In the first case, he was developing a sense of how he wanted something more solid, something better than those sensual pleasures. They were actually beneath him. Then he took that attitude of pride and ran with it in another direction—the pride of not being willing to let his mind be a slave to pleasures, of not being afraid of pain—inflicting a lot of unnecessary pain on himself. Pride was what kept him going, but then finally he had to realize that pride, too, was ignoble; it was a mistake. Then he was willing to experiment. It was having that attitude, the willingness to experiment and to try something else: That was what got him on the path.

So it’s normal that we make mistakes in our practice. The important part is that you not allow them to defeat you. We’re here to learn the skills of recovery: how to catch yourself slipping off balance and bring yourself back into balance in the same way that those old-fashioned balances used to work. They’d swing from one side to the other. It wasn’t the case they would stay perfectly balanced all the time. Even if you put two identical weights on the trays on either side, they would sway back and forth for a bit and finally come to balance.

Learn how to expect that on your path and don’t allow yourself to get discouraged by what seem to be setbacks, because progress on the path is not linear.

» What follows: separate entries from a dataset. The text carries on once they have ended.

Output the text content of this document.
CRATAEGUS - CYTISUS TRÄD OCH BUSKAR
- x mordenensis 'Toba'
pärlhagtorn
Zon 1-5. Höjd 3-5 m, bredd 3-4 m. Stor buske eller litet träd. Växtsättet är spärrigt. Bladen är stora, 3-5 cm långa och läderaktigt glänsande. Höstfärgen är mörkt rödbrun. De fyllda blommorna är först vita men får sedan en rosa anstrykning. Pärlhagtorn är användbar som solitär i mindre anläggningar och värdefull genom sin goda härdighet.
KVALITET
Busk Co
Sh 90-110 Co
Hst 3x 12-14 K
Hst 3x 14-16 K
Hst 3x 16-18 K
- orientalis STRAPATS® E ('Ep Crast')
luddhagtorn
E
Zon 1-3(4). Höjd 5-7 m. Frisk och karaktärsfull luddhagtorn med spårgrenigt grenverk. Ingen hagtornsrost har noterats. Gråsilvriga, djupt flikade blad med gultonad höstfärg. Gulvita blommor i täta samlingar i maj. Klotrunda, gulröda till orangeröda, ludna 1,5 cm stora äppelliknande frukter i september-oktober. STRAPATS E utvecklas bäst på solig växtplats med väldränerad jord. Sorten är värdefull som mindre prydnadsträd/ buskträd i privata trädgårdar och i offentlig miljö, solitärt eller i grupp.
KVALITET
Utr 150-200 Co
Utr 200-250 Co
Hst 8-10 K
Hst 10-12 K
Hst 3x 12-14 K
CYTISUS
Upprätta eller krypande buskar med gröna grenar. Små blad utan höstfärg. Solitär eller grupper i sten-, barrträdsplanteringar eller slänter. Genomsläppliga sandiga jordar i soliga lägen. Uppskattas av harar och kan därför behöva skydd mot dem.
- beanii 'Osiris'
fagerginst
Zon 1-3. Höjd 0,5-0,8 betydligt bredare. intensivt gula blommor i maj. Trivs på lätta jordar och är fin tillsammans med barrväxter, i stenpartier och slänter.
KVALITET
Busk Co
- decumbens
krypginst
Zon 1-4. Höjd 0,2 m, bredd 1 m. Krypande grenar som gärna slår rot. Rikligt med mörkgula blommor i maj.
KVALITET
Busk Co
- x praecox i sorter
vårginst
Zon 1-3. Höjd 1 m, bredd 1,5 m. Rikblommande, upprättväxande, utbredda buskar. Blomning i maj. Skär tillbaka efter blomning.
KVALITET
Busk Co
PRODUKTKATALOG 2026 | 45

It’s like you’re training a whole committee of people in here. Sometimes you train one person and he performs in a stellar way, but the whole rest of the committee is just sitting there watching. They’re not playing along yet; they learn how to pull things back. So when you find yourself with what seems to be a lot of advancing in the practice followed by a lot of retreating, well, maybe the retreating is due to the fact there are some lessons that hadn’t been learned by the whole committee. You’ve got to go back and relearn them.

The mind does have it rhythms. It has its ups and downs. You have to learn how to read them and make allowance for them. You can’t map out the practice and set a timetable for yourself. Again, you have to try to develop that resilience to take what looks like a setback and see if you can turn it into something positive. Check to see what new lessons can be learned given the situation.

In all these cases, it’s your ability to develop recovery skills that makes the difference. Those are the skills that allow the mind to grow.